Como a classificação indicativa tem efeito limitado o Estado acaba migrando para a forma híbrida ou mista.

A ação pública de limitação ecoa na sociedade. Empresas e poder público vêm empreeendendo desde então uma batalha quase nunca noticiada. A televisão, que penetra em 97% dos lares brasileiros, constitui o principal front desta peleja. Na TV aberta o controle é dificultado, mas nos canais por assinatura códigos de acesso ou senhas para determinado conteúdo podem ser acionados. Violência, erotismo, pornografia são a pólvora da vez.

A audiência pede, a emissora precisa da audiência, o governo tenta intervir. O ciclo recomeça, tal como em outro front, o da publicidade e propaganada, nas questões que envolvem a divulgação dos ditos produtos danosos à saúde. Artigo 220, parágrafo 4°, da mesma Carta. Mas e a cervejinha?, você diria. Essa continua bela e respingante em rede nacional.

A censura de costumes corre o risco de ser substituida por uma censura política, é o que defende Lins. Em tempos de resgate do politicamente correto, um anseio social acaba sendo institucionalizado. O cidadão que se regorjiaza com o explosivo filme americano se virtualiza nas curvas da jovem asiática via webcam. Sua tara vira um “um cacoete do debate político, desideologizado, esgrimido por todas as partes. E passa a ser usado, na prática, como uma ferramenta de coerção, de preservação do poder. Apropriado por quem está ‘lá em cima”, independente de partido ou de convicção.

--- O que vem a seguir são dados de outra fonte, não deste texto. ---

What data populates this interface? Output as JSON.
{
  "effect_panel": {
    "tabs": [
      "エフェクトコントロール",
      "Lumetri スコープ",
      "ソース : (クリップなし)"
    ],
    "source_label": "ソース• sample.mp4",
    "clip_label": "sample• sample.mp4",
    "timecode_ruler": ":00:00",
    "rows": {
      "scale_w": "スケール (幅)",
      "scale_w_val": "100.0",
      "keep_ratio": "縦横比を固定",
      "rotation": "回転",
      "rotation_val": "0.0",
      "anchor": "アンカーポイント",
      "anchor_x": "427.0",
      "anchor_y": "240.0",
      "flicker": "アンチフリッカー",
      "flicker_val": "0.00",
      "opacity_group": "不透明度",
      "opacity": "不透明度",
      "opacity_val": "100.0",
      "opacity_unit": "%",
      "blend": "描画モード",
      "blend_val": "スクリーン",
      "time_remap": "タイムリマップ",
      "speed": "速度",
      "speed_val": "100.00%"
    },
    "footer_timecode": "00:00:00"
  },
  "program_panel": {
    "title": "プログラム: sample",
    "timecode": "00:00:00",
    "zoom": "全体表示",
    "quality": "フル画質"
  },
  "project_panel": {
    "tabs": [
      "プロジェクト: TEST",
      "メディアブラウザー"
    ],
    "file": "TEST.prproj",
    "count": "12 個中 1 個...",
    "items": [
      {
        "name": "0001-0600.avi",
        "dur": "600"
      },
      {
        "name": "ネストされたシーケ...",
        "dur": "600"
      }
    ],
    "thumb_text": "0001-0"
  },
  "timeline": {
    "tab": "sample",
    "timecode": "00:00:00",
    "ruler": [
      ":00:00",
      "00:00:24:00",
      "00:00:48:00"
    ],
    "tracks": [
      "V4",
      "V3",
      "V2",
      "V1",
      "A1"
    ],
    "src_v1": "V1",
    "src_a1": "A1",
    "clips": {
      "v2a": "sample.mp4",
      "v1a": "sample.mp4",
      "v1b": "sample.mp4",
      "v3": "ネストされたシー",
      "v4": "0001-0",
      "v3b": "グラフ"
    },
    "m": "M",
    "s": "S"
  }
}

A censura passa a ser válido para o “outro”, e nunca para ele mesmo.

Um comentário:

  1. Olá, Diego!
    Bom assunto para postagem. Mas penso que a questão da censura merece um exercício de reflexão conceitual um pouco mais apurado e demorado, pois que é complexo. Sugiro que confira o trabalho da historiadora Beatriz Kushnir - cães de guarda. Ela trata da censura no período da ditadura implantada pelo golpe civil-militar de 1964. Verá que a censura não é apenas uma prerrogativa estatal.
    Outra coisa: classificação indicativa não é censura... Pelo menos, ponho esse assunto em discussão. Eu não a considero dessa forma.
    E, ainda: Lins não falou nada sobre a censura judicial? E sobre a censura econômica? E sobre nossa cultura da censura? Tantas perguntas... diria Brecht.
    Abraço!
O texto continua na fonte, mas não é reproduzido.